The Coffee Time donut-and-coffee shop in my neighbourhood appears to have gone out of business. I've been waiting for this some time, as the stretch of Dupont Street in my neighbourhood slowly but surely gentrifies.
My inner toffee-nosed twit is thrilled with this development. I've always hated that Coffee Time. Open nearly 24 hours a day, it was a magnet for every down-and-outer in a five kilometer radius. I walked past it at least twice a day, and every day the same characters would be seated within, hunched over their paper cups of lousy coffee, reading Renter's News and Employment Today. It reeked of misery and quiet desperation. Sometimes loud desperation, in the form of the portly half-shaven guy who used to loiter outside by the newspaper boxes, trying to strike up conversation with passing women. "Hey gorgeous", "Hey beautiful", "Hey good looking."

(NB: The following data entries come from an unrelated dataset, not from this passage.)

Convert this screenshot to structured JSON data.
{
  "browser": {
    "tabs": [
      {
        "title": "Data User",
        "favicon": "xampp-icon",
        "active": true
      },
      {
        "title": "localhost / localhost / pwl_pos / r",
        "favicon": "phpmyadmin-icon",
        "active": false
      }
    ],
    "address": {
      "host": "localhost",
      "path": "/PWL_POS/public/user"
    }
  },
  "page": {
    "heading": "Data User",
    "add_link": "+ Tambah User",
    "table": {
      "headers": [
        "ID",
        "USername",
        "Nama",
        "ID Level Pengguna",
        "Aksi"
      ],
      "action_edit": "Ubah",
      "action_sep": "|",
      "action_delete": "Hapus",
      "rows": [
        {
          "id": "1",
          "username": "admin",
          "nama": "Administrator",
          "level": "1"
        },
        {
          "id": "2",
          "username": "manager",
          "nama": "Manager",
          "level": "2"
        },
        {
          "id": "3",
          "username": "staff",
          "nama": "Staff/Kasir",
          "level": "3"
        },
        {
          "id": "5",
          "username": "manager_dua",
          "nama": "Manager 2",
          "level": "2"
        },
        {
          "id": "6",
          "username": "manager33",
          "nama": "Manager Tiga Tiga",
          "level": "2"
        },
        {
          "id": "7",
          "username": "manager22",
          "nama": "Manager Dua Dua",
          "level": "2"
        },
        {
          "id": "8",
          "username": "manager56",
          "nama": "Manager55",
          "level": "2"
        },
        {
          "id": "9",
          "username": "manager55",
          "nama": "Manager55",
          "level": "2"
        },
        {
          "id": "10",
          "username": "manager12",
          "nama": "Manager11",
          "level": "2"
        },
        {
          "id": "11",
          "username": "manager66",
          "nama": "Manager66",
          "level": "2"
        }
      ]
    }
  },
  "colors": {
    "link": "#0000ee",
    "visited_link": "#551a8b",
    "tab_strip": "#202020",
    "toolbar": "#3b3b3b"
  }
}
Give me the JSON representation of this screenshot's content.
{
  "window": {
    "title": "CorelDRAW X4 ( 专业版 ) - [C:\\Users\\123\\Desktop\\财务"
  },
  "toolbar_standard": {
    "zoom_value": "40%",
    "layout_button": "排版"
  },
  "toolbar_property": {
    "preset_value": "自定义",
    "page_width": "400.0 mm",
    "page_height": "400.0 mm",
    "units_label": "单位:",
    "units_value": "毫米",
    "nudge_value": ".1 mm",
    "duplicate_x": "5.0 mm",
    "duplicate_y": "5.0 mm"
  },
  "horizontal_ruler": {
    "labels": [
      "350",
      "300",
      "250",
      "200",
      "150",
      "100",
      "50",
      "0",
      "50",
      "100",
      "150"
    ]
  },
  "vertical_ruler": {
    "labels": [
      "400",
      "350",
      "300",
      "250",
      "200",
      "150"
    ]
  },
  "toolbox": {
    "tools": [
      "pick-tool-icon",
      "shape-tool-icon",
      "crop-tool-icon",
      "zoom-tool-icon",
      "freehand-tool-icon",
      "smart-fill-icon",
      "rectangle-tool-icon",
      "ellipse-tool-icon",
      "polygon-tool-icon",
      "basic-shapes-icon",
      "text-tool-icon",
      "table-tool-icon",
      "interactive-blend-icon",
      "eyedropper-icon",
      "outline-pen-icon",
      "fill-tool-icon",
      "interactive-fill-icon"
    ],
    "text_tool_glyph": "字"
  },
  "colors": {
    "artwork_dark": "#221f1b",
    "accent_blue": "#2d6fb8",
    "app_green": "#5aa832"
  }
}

I guess, in a way, it's sad. It served a purpose: there are no other coffee shops in the neighbourhood, not that I know of anyway, so until the Tim Horton's express place opened up in the shiny new gas station across the street, there was really nowhere else to get a take-out coffee, and certainly nowhere in the immediate vicinity to sit down and have a cuppa, and watch the world go by.
In 2001, when I first moved to the area, I walked down to Dupont to buy a bottle of wine at the LCBO. The clerk who served me, a grandfatherly sort, made conversation as he rang up my purchase: "You're new - I've never seen you before."

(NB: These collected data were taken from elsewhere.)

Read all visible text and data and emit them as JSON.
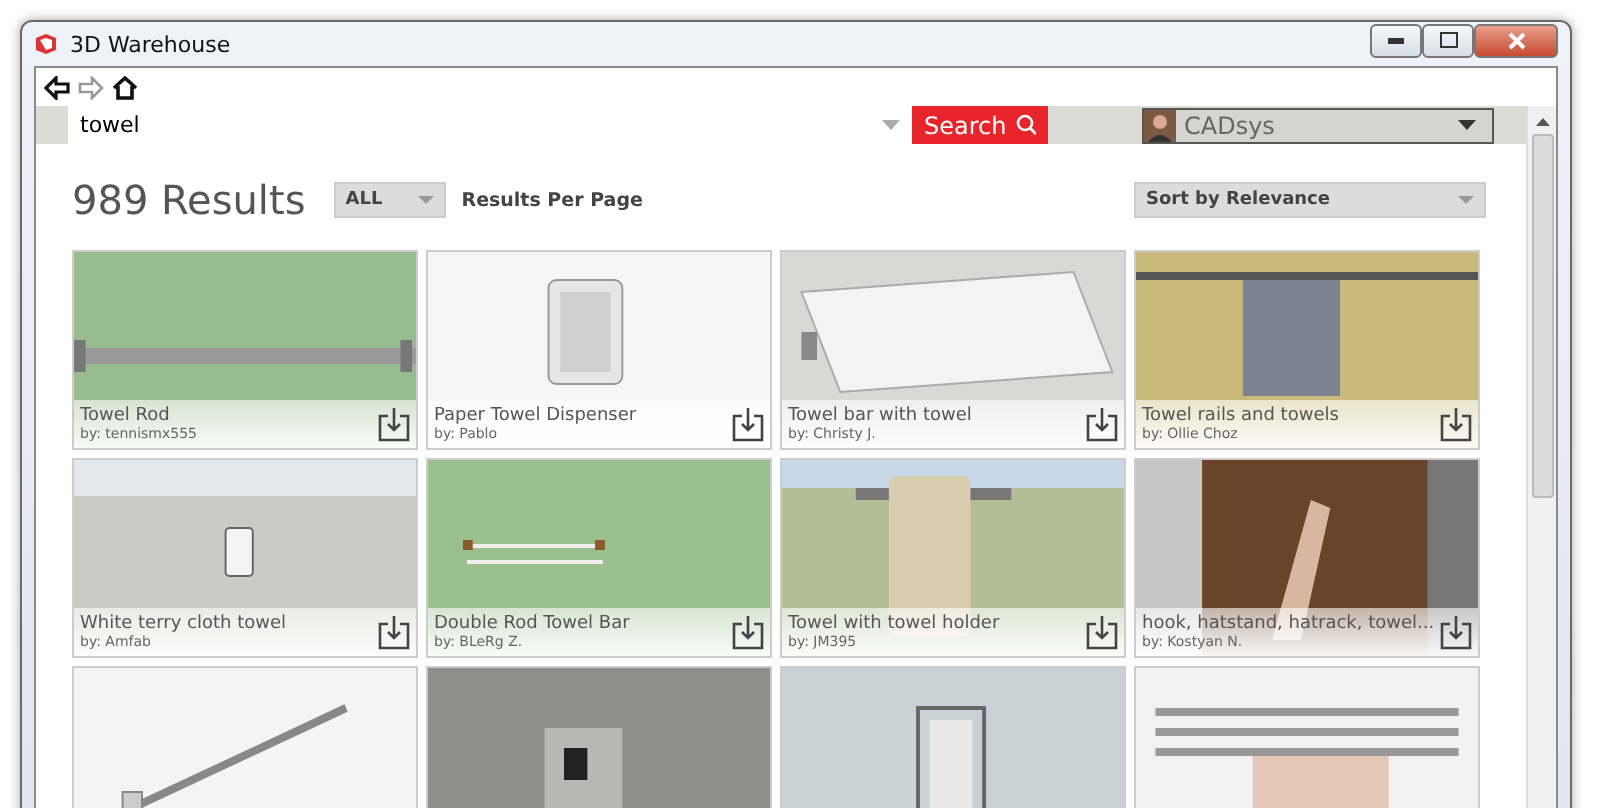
{
  "window": {
    "title": "3D Warehouse"
  },
  "search": {
    "value": "towel",
    "button": "Search"
  },
  "account": {
    "name": "CADsys"
  },
  "results": {
    "count": "989 Results",
    "per_page": "ALL",
    "per_page_label": "Results Per Page",
    "sort": "Sort by Relevance"
  },
  "items": [
    {
      "kind": "model",
      "title": "Towel Rod",
      "author": "by: tennismx555"
    },
    {
      "kind": "model",
      "title": "Paper Towel Dispenser",
      "author": "by: Pablo"
    },
    {
      "kind": "model",
      "title": "Towel bar with towel",
      "author": "by: Christy J."
    },
    {
      "kind": "model",
      "title": "Towel rails and towels",
      "author": "by: Ollie Choz"
    },
    {
      "kind": "model",
      "title": "White terry cloth towel",
      "author": "by: Amfab"
    },
    {
      "kind": "model",
      "title": "Double Rod Towel Bar",
      "author": "by: BLeRg Z."
    },
    {
      "kind": "model",
      "title": "Towel with towel holder",
      "author": "by: JM395"
    },
    {
      "kind": "model",
      "title": "hook, hatstand, hatrack, towel...",
      "author": "by: Kostyan N."
    },
    {
      "kind": "picture"
    },
    {
      "kind": "picture"
    },
    {
      "kind": "picture"
    },
    {
      "kind": "picture"
    }
  ]
}
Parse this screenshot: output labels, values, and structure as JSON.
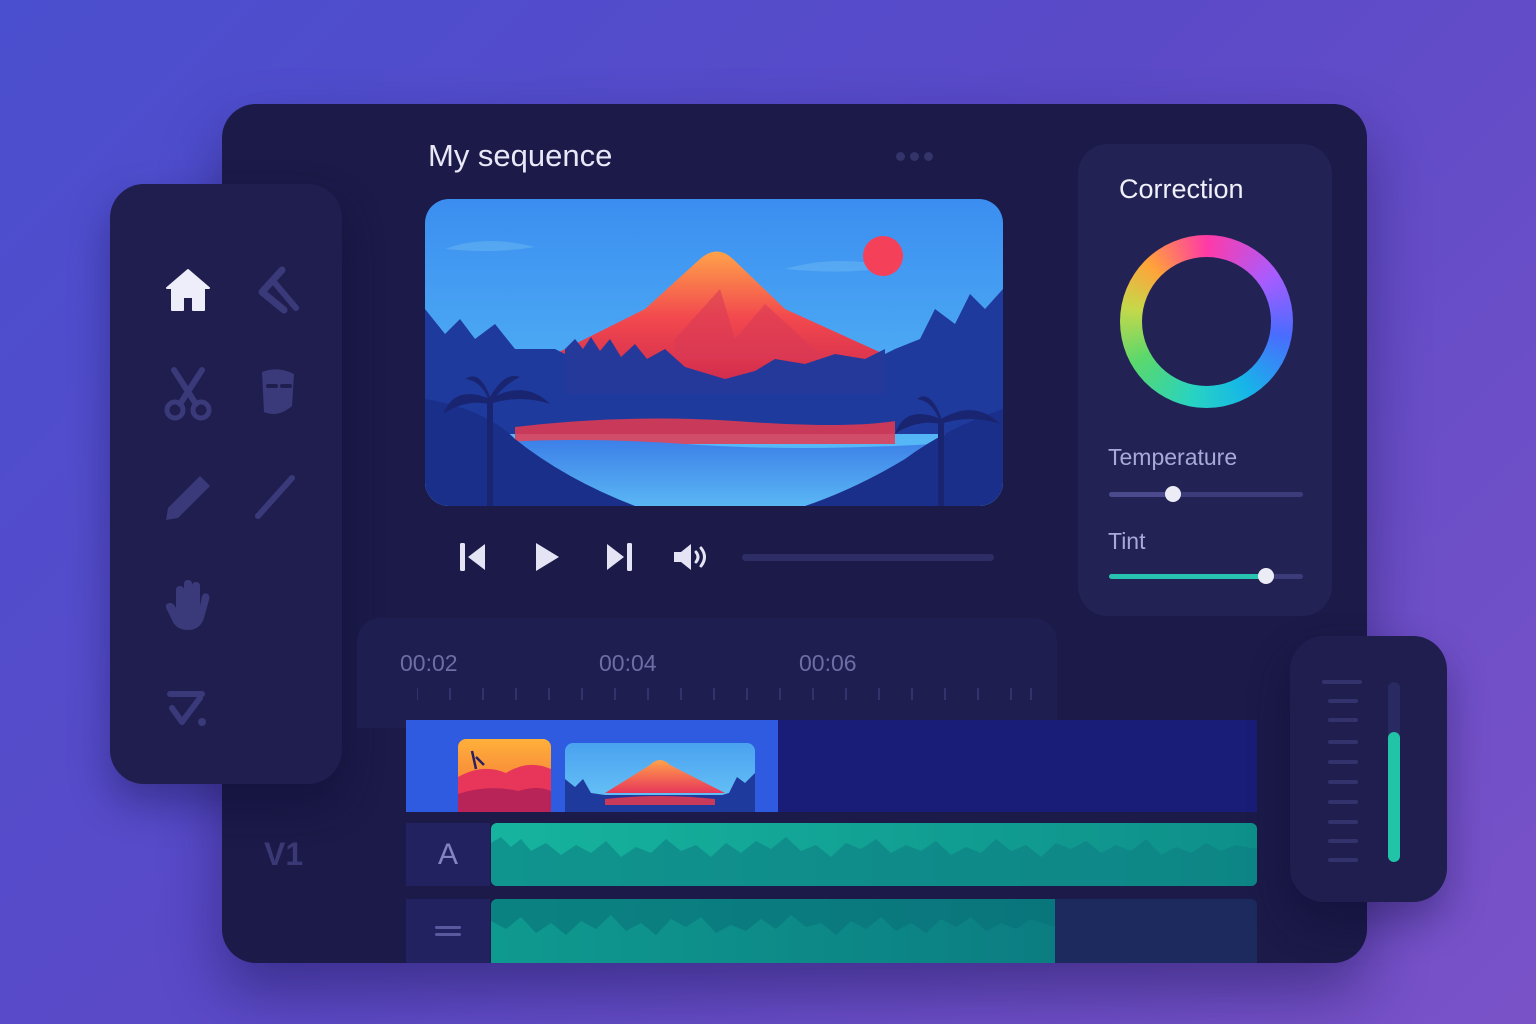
{
  "sequence": {
    "title": "My sequence"
  },
  "sidebar": {
    "tools": [
      {
        "name": "home",
        "icon": "home-icon"
      },
      {
        "name": "select",
        "icon": "arrow-select-icon"
      },
      {
        "name": "cut",
        "icon": "scissors-icon"
      },
      {
        "name": "mask",
        "icon": "mask-icon"
      },
      {
        "name": "pencil",
        "icon": "pencil-icon"
      },
      {
        "name": "pen",
        "icon": "pen-icon"
      },
      {
        "name": "hand",
        "icon": "hand-icon"
      },
      {
        "name": "check",
        "icon": "checkmark-icon"
      }
    ]
  },
  "transport": {
    "buttons": [
      "skip-back-icon",
      "play-icon",
      "skip-forward-icon",
      "volume-icon"
    ],
    "progress": 0
  },
  "correction": {
    "title": "Correction",
    "temperature": {
      "label": "Temperature",
      "value": 0.33
    },
    "tint": {
      "label": "Tint",
      "value": 0.81
    }
  },
  "timeline": {
    "timecodes": [
      "00:02",
      "00:04",
      "00:06"
    ],
    "tracks": {
      "video_label": "V1",
      "audio_label": "A",
      "menu_icon": "drag-handle-icon"
    }
  },
  "colors": {
    "accent": "#2f5be0",
    "audio": "#16b49e",
    "background": "#1b1a48"
  }
}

"Oh, I just moved here today," I replied.
"Willowdale - Yonge and Sheppard," I said.
He whistled. "It's nice up there. What are you doing down here in the ghetto?" It was hardly a ghetto, but with its garish Coffee Time, abandoned Red Raven restaurant, cut-rate patio furniture place (it had been a Loblaws grocery store), decrepit laundromat, and seedy-looking hamburger joint, Dupont at Davenport was a far cry from the increasingly yuppified and be-condoed suburb I had just left.
However, within months, strange things were afoot in DuDav. In 2001, pastry chef Jenn Stone opened J.S. Bonbons, a designer chocolaterie - she even gives chocolate-making classes. In 2002, the patio-furniture place was torn down and a new, enormous LCBO store was built in its place. The former LCBO store, after standing vacant for well over a year, now houses an upscale furniture shop. The Red Raven was vacant for nearly two years before the Pour House opened its doors. A piano sale/repair store opened next door to J.S. Bonbons last fall: the owners are given to artfully displaying deconstructed pianos in the front window.
And now, Coffee Time has finally given up the ghost. It's the end of an era on Dupont between St. George and Davenport. You read it here first, folks.